Federação das Indústrias do Estado do Rio de Janeiro
Para a Firjan (Federação das Indústrias do Estado do Rio de Janeiro) o retorno da Selic aos dois dígitos “dificultará ainda mais a retomada do crescimento doméstico, principalmente se levada em consideração a perspectiva de redução da liquidez internacional em um horizonte próximo, quando o aumento do diferencial de juros exigirá novos aumentos dos juros básicos brasileiros”, disse a instituição em nota
Confederação Nacional da Indústria
Para a CNI (Confederação Nacional da Indústria) a alta inibirá a expansão dos investimentos privados. Destaca, ainda, que os reflexos da elevação dos juros sobre o comportamento da inflação são defasados, ocorrendo somente no início de 2014.

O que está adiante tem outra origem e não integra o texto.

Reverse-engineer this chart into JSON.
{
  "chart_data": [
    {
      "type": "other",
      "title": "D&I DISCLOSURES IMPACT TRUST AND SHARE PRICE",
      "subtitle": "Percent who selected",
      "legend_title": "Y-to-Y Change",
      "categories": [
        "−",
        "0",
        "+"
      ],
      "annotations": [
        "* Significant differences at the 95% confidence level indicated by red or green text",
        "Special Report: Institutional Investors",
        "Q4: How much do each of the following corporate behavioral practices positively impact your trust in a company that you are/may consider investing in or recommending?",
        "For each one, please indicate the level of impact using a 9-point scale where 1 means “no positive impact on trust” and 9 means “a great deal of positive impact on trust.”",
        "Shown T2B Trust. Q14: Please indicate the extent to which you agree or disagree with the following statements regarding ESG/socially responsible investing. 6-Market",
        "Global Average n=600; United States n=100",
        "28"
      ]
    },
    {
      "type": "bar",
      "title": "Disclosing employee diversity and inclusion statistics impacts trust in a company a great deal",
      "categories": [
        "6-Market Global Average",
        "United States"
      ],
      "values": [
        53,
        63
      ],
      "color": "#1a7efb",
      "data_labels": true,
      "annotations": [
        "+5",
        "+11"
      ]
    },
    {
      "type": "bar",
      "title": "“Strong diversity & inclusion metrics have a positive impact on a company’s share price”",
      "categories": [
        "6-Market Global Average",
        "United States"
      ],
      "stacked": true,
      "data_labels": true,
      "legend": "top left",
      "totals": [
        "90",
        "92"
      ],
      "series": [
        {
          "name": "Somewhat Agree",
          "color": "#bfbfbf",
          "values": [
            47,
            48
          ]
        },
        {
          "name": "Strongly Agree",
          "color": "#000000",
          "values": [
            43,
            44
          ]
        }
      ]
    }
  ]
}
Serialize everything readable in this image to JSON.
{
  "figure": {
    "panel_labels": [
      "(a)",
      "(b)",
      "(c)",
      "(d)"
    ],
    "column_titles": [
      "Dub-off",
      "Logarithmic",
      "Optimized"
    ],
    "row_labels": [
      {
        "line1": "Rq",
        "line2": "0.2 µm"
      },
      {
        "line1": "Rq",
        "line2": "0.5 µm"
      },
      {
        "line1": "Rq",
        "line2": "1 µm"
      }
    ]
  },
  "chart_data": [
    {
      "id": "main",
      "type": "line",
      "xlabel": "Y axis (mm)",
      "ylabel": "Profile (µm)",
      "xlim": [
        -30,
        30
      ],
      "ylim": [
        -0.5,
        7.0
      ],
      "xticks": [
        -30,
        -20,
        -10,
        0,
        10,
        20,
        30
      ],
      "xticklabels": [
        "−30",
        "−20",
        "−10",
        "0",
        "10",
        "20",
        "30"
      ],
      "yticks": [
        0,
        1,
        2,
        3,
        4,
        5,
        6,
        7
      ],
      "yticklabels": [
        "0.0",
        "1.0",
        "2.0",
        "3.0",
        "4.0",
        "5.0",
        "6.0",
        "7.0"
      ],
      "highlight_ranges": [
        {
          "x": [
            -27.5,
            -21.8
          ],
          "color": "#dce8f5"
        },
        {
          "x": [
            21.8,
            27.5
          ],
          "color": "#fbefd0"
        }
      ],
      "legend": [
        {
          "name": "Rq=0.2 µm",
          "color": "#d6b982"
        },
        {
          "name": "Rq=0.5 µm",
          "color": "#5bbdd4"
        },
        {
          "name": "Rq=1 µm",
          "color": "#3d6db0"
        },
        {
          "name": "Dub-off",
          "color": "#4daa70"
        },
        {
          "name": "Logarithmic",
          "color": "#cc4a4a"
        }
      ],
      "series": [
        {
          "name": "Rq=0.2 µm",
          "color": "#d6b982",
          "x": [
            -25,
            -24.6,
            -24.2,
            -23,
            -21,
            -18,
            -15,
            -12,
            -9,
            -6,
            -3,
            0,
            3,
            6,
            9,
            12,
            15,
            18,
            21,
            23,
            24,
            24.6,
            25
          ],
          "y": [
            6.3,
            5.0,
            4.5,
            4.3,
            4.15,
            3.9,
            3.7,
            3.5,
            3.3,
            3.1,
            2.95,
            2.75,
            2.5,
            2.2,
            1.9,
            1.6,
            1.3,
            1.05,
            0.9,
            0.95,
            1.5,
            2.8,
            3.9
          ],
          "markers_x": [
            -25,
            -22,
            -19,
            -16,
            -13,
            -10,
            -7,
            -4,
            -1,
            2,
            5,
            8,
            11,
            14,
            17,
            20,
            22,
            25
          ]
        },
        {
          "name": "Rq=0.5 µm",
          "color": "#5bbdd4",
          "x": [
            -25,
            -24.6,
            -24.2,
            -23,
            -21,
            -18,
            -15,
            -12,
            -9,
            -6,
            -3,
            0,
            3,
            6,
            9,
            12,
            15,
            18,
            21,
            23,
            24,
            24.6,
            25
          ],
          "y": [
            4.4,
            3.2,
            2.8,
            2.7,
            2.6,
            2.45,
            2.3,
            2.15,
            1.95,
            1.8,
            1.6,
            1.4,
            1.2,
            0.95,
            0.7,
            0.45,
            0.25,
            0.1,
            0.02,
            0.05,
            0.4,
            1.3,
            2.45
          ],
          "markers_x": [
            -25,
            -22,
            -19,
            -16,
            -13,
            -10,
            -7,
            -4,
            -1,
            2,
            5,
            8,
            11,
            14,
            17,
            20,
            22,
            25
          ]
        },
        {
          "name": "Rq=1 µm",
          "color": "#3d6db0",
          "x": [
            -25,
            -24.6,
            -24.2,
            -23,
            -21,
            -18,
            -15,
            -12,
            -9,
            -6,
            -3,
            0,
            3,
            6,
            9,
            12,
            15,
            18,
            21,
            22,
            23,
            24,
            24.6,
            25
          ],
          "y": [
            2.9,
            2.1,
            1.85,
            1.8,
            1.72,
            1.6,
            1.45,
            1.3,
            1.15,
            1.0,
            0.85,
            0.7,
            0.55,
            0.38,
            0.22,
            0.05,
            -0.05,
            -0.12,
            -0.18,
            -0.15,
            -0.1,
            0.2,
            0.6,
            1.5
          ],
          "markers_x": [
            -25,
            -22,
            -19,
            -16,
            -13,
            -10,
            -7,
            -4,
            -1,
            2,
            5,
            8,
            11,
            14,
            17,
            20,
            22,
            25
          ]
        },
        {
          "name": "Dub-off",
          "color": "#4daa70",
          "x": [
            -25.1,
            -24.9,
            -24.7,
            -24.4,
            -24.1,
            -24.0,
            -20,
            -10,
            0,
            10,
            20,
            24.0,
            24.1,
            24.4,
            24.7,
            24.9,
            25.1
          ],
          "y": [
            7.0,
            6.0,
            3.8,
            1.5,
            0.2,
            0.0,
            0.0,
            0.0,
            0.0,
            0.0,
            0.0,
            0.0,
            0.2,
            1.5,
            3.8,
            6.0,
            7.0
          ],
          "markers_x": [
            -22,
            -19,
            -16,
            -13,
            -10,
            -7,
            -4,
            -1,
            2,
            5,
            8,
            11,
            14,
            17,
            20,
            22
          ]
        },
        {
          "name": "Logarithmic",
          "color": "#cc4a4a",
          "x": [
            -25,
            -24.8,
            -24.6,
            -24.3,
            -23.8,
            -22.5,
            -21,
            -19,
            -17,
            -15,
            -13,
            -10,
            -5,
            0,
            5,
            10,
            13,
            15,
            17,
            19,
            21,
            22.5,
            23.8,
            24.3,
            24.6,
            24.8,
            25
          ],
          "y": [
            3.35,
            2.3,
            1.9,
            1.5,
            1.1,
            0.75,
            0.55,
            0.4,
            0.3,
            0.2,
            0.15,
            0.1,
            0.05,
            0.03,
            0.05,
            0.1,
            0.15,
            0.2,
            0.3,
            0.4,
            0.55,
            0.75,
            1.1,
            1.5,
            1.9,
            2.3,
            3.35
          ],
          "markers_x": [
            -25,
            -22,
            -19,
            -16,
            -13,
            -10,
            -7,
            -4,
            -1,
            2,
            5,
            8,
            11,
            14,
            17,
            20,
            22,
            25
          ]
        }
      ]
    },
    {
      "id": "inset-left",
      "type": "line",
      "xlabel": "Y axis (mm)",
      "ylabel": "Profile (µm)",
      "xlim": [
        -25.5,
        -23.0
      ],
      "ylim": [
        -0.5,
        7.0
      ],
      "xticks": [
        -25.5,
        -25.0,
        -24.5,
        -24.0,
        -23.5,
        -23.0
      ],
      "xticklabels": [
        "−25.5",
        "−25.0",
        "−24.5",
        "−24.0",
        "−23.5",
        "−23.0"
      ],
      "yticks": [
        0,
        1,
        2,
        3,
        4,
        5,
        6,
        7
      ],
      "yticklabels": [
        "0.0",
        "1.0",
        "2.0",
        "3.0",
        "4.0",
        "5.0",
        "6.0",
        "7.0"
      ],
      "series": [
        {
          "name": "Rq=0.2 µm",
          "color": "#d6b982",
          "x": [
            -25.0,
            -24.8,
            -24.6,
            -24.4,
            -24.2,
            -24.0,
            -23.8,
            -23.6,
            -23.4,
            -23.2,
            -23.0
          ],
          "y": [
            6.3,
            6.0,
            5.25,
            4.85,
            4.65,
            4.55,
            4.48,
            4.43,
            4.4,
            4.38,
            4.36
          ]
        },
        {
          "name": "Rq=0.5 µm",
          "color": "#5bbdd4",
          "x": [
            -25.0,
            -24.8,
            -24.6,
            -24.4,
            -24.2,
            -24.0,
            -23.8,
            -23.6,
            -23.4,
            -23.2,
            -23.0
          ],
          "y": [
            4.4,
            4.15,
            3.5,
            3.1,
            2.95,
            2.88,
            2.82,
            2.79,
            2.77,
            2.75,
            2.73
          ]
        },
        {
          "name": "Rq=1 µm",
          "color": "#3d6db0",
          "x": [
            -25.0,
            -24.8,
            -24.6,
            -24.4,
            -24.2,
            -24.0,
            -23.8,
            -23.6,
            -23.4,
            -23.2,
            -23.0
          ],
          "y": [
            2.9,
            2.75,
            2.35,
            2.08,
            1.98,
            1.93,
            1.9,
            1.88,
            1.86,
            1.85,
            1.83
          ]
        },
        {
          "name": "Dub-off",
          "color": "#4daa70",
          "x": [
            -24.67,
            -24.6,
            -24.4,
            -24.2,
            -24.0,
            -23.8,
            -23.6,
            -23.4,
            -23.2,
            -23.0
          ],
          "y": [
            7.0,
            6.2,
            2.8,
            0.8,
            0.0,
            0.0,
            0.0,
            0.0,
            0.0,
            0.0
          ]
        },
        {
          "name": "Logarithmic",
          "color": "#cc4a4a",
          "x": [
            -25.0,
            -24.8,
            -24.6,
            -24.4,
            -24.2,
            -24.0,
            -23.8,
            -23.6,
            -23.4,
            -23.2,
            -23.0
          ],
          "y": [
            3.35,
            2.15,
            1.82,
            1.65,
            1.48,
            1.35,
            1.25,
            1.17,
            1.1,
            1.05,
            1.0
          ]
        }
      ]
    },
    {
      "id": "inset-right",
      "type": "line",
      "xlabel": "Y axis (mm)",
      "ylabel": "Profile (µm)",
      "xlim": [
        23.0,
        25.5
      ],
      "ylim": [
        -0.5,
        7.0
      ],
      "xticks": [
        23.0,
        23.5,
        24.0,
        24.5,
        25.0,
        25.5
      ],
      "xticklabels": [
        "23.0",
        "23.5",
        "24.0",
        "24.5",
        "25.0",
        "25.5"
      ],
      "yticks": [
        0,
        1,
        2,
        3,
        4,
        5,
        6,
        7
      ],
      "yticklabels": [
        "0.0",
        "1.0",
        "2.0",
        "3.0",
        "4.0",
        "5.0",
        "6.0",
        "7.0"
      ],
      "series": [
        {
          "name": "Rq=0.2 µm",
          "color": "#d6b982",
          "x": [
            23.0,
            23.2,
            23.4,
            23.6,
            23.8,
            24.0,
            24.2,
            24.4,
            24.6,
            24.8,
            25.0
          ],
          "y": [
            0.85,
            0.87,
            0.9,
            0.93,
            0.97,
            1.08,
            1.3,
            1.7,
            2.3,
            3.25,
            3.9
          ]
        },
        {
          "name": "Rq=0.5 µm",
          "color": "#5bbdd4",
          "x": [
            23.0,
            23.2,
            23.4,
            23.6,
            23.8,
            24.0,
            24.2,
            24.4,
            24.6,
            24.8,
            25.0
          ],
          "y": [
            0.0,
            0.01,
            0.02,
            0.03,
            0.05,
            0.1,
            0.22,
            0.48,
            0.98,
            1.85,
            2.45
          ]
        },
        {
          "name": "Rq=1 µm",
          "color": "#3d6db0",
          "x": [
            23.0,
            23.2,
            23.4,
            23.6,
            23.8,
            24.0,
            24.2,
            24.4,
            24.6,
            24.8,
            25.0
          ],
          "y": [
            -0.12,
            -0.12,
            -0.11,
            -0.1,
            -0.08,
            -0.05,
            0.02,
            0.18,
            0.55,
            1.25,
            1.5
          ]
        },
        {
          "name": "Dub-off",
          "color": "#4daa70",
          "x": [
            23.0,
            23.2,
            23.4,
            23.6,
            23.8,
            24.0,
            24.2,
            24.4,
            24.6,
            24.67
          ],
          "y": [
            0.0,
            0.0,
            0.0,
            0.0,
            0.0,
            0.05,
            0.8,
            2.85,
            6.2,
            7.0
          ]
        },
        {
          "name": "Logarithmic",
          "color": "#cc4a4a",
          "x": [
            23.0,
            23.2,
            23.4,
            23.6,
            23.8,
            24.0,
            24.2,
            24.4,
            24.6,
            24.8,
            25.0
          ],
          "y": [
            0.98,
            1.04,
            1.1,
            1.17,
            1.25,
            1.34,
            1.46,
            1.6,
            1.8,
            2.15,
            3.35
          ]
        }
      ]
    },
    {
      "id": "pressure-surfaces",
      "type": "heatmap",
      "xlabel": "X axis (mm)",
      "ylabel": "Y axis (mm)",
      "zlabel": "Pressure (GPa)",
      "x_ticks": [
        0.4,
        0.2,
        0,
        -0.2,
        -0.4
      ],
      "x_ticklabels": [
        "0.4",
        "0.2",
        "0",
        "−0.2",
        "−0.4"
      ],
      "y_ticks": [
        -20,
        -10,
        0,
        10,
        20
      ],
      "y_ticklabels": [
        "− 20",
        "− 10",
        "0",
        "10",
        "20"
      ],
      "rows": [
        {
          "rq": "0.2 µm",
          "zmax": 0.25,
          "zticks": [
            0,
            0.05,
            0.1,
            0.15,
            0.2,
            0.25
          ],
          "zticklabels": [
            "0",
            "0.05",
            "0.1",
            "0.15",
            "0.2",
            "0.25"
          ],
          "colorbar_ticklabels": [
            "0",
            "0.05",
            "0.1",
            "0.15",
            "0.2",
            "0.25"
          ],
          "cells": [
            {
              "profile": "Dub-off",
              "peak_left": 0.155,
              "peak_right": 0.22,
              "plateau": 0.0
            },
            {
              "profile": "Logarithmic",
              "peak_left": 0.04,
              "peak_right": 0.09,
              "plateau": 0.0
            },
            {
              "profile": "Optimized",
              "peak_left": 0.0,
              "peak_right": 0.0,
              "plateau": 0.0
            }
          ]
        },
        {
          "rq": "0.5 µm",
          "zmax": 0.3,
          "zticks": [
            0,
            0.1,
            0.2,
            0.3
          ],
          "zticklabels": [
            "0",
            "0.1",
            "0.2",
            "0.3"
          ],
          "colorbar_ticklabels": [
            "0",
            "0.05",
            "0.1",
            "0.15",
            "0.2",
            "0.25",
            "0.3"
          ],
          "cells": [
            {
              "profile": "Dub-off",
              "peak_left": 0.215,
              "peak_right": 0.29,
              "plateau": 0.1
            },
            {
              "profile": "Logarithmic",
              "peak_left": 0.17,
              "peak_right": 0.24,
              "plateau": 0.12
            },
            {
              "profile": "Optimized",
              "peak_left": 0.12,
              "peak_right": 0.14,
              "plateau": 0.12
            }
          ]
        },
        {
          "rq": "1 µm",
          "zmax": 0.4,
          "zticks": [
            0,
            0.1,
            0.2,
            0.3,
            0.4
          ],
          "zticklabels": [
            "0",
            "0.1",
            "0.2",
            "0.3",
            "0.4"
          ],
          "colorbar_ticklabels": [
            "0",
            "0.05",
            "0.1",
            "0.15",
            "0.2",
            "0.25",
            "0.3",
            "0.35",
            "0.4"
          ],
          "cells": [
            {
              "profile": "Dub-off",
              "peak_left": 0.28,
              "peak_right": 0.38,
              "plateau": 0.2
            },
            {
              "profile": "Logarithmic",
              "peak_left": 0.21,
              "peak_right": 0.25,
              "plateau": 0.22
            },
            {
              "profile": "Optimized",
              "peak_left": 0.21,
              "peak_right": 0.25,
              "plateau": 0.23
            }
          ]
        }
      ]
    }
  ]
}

Reconhece, contudo, que o Copom deve continuar monitorando o processo inflacionário. “A desaceleração nos preços dos alimentos tem fatores sazonais. Eventuais choques de oferta podem reverter essa trajetória. Além disso, o fim do efeito das desonerações realizadas em 2013 sobre os índices tende a pressionar os preços administrados”, destaca.
Trabalhadores
Em nota, a Contraf-CUT (Confederação Nacional dos Trabalhadores do Ramo Financeiro) também criticou a decisão do Copom. “O Copom mostra que é surdo, pois não ouviu o clamor das centrais sindicais que ontem mobilizaram 3 mil trabalhadores em frente ao Banco Central e cobraram menos juros e mais emprego”, afirma Carlos Cordeiro, presidente da confederação.
Para ele, “não há nenhuma justificativa plausível para elevar os juros. O Copom mais uma vez cedeu às pressões do mercado financeiro e dos especuladores”, critica. Na visão da confederação, a inflação está controlada e o câmbio, estável, o que não serve de argumento para a alta da Selic.
Federação do Comércio de Bens Serviços e Turismo do Estado de SP
Para a Fecomércio (Federação do Comércio de Bens Serviços e Turismo do Estado de São Paulo) a decisão do Copom foi necessária para o combate da inflação, mesmo ponderando que o juro real ser elevado diante do fraco desempenho econômico.
O atual nível da Selic representa juro real de 4,25% — a inflação acumulada pelo IPCA é de 5,5%. Apesar de o juro real ser elevado diante do fraco desempenho econômico, a FecomercioSP entende que a decisão do Copom foi necessária para o combate da inflação.
ACSP e Facesp
Já o presidente da ACSP (Associação Comercial de São Paulo) e da Facesp (Federação das Associações Comerciais do Estado de São Paulo), Rogério Amato, diz que a alta terá implicações negativas para as atividades econômicas, cujo ritmo vem desacelerando nos últimos meses. “É preciso maior clareza e rigor da política fiscal, para que o Banco Central possa interromper a elevação da taxa de juros nos próximos meses”.